Manageability should not be equated with sheer numbers.* Rather, it should be considered together with the definition of the class and notice. Proper notice should breed efficient management (Eisen v Carlisle & Jacquelin, 417 U.S. 156, 179-186, supra, DOUGLAS, J., concurring).

A final word is appropriate. Unless a class action is permitted, the rights of Merrill Lynch's customers are not likely to be redressed and the court, by default, will have placed its imprimatur on a practice which, at the least, should be the subject of careful and painstaking litigation. If the practice is wrong, if it represents the breach of a fiduciary relationship, it ought be stopped. Public policy demands that the practice be subject to judicial scrutiny. However, it can be subject to such scrutiny only if some litigant brings the issue before the court. A litigant would be foolhardy indeed to invest the many thousands of dollars necessary to litigate the matter in light of the comparatively small return. If the rights of the customers of Merrill Lynch are to be vindicated, the only vehicle for accomplishing this result is the class action.

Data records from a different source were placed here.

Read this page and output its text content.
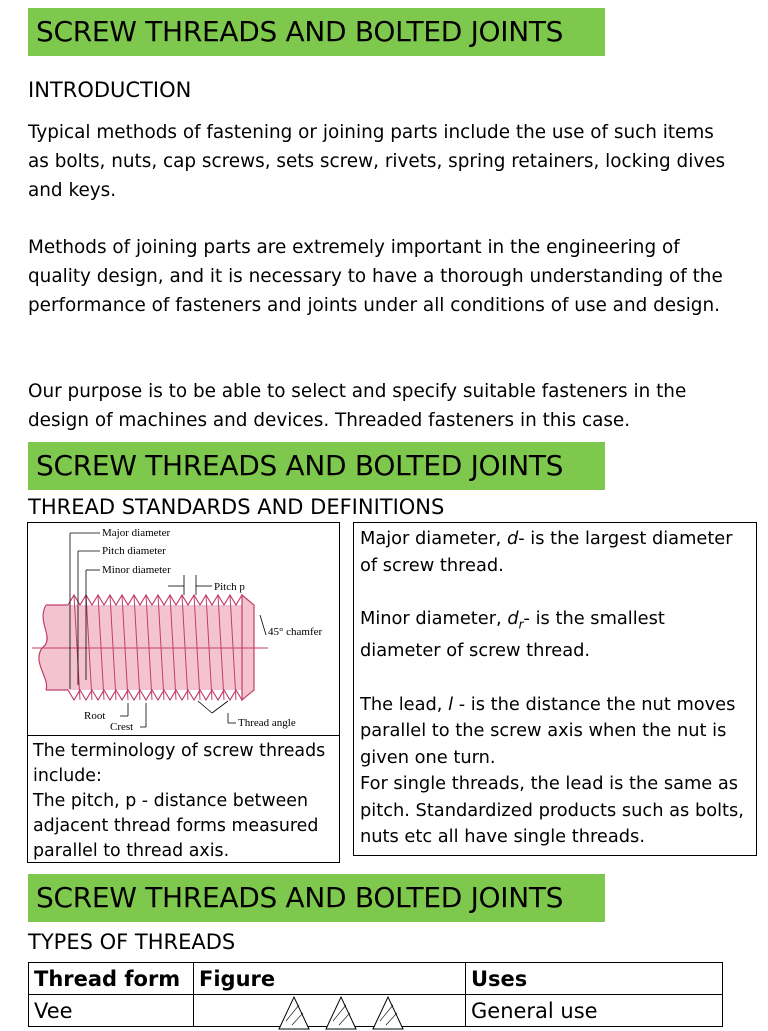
SCREW THREADS AND BOLTED JOINTS
INTRODUCTION

Typical methods of fastening or joining parts include the use of such items as bolts, nuts, cap screws, sets screw, rivets, spring retainers, locking dives and keys.

Methods of joining parts are extremely important in the engineering of quality design, and it is necessary to have a thorough understanding of the performance of fasteners and joints under all conditions of use and design.

Our purpose is to be able to select and specify suitable fasteners in the design of machines and devices. Threaded fasteners in this case.

SCREW THREADS AND BOLTED JOINTS
THREAD STANDARDS AND DEFINITIONS
Major diameter
Pitch diameter
Minor diameter
Pitch p
45° chamfer
Root
Crest	Thread angle

The terminology of screw threads include:

The pitch, p - distance between adjacent thread forms measured parallel to thread axis.

Major diameter, d- is the largest diameter of screw thread.

Minor diameter, $d_r-$ is the smallest diameter of screw thread.

The lead, l - is the distance the nut moves parallel to the screw axis when the nut is given one turn.

For single threads, the lead is the same as pitch. Standardized products such as bolts, nuts etc all have single threads.

SCREW THREADS AND BOLTED JOINTS
TYPES OF THREADS
Thread form	Figure	Uses
Vee		General use
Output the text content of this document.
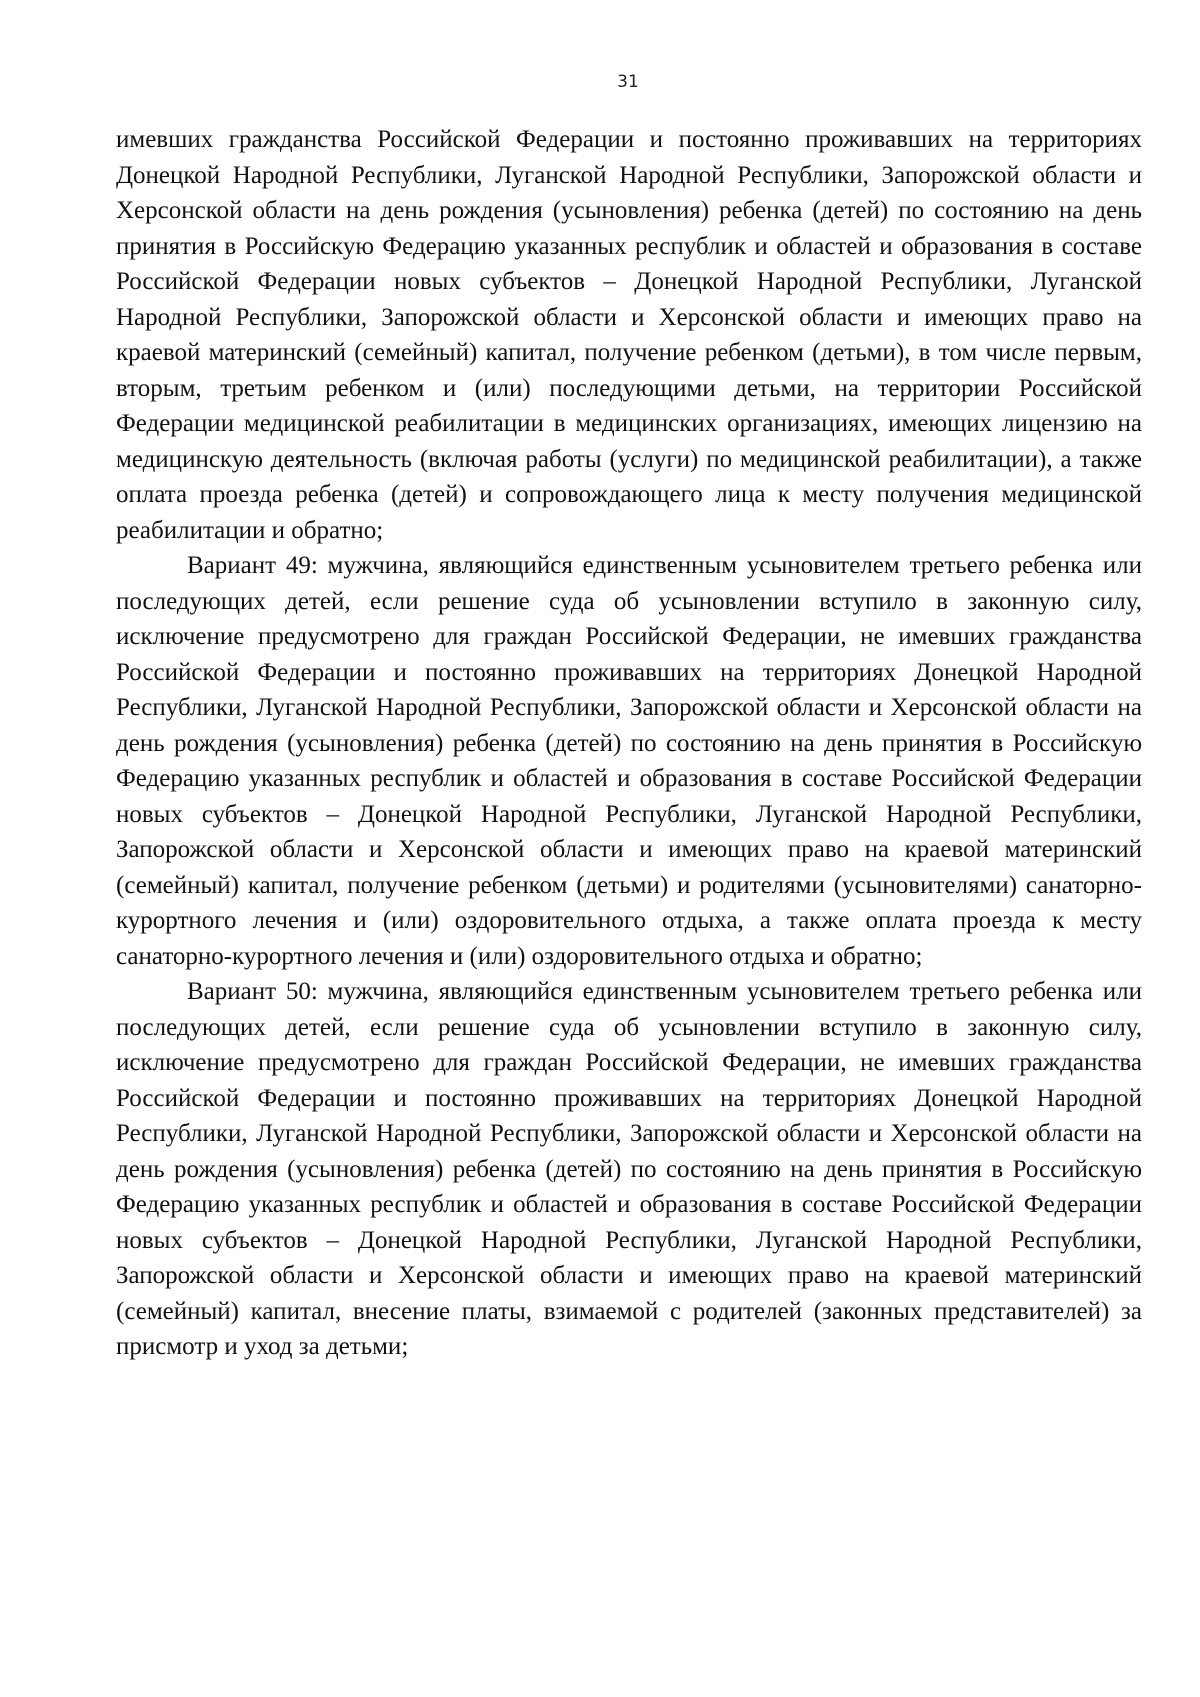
31

имевших гражданства Российской Федерации и постоянно проживавших на территориях Донецкой Народной Республики, Луганской Народной Республики, Запорожской области и Херсонской области на день рождения (усыновления) ребенка (детей) по состоянию на день принятия в Российскую Федерацию указанных республик и областей и образования в составе Российской Федерации новых субъектов – Донецкой Народной Республики, Луганской Народной Республики, Запорожской области и Херсонской области и имеющих право на краевой материнский (семейный) капитал, получение ребенком (детьми), в том числе первым, вторым, третьим ребенком и (или) последующими детьми, на территории Российской Федерации медицинской реабилитации в медицинских организациях, имеющих лицензию на медицинскую деятельность (включая работы (услуги) по медицинской реабилитации), а также оплата проезда ребенка (детей) и сопровождающего лица к месту получения медицинской реабилитации и обратно;

Вариант 49: мужчина, являющийся единственным усыновителем третьего ребенка или последующих детей, если решение суда об усыновлении вступило в законную силу, исключение предусмотрено для граждан Российской Федерации, не имевших гражданства Российской Федерации и постоянно проживавших на территориях Донецкой Народной Республики, Луганской Народной Республики, Запорожской области и Херсонской области на день рождения (усыновления) ребенка (детей) по состоянию на день принятия в Российскую Федерацию указанных республик и областей и образования в составе Российской Федерации новых субъектов – Донецкой Народной Республики, Луганской Народной Республики, Запорожской области и Херсонской области и имеющих право на краевой материнский (семейный) капитал, получение ребенком (детьми) и родителями (усыновителями) санаторно-курортного лечения и (или) оздоровительного отдыха, а также оплата проезда к месту санаторно-курортного лечения и (или) оздоровительного отдыха и обратно;

Вариант 50: мужчина, являющийся единственным усыновителем третьего ребенка или последующих детей, если решение суда об усыновлении вступило в законную силу, исключение предусмотрено для граждан Российской Федерации, не имевших гражданства Российской Федерации и постоянно проживавших на территориях Донецкой Народной Республики, Луганской Народной Республики, Запорожской области и Херсонской области на день рождения (усыновления) ребенка (детей) по состоянию на день принятия в Российскую Федерацию указанных республик и областей и образования в составе Российской Федерации новых субъектов – Донецкой Народной Республики, Луганской Народной Республики, Запорожской области и Херсонской области и имеющих право на краевой материнский (семейный) капитал, внесение платы, взимаемой с родителей (законных представителей) за присмотр и уход за детьми;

Counsel will arrange for a conference to be held in chambers for the purpose of defining the class and determining the form of notice and content thereof, and for determining whether any members of the class should be permitted to opt out.


* To illustrate, School Dist. of Philadelphia v Harper & Row Publishers (267 F.Supp. 1001) is sometimes cited for the proposition that a large class is unmanageable. There the class involved some 60,000 school districts and other public agencies alleging price fixing by publishers. The court, fearful of the practical difficulties of management, held conventional adjudication plus intervention by interested class members to be superior. It is true, however, that the interest of each claimant was large, not small, making conventional adjudication feasible. However, the case was eventually consolidated with others in a different district, where it was in fact allowed to proceed as a class action. (See, also, Kohn v Royall, Koegel & Wells, 59 FRD 515, app dsmd 496 F.2d 1094.)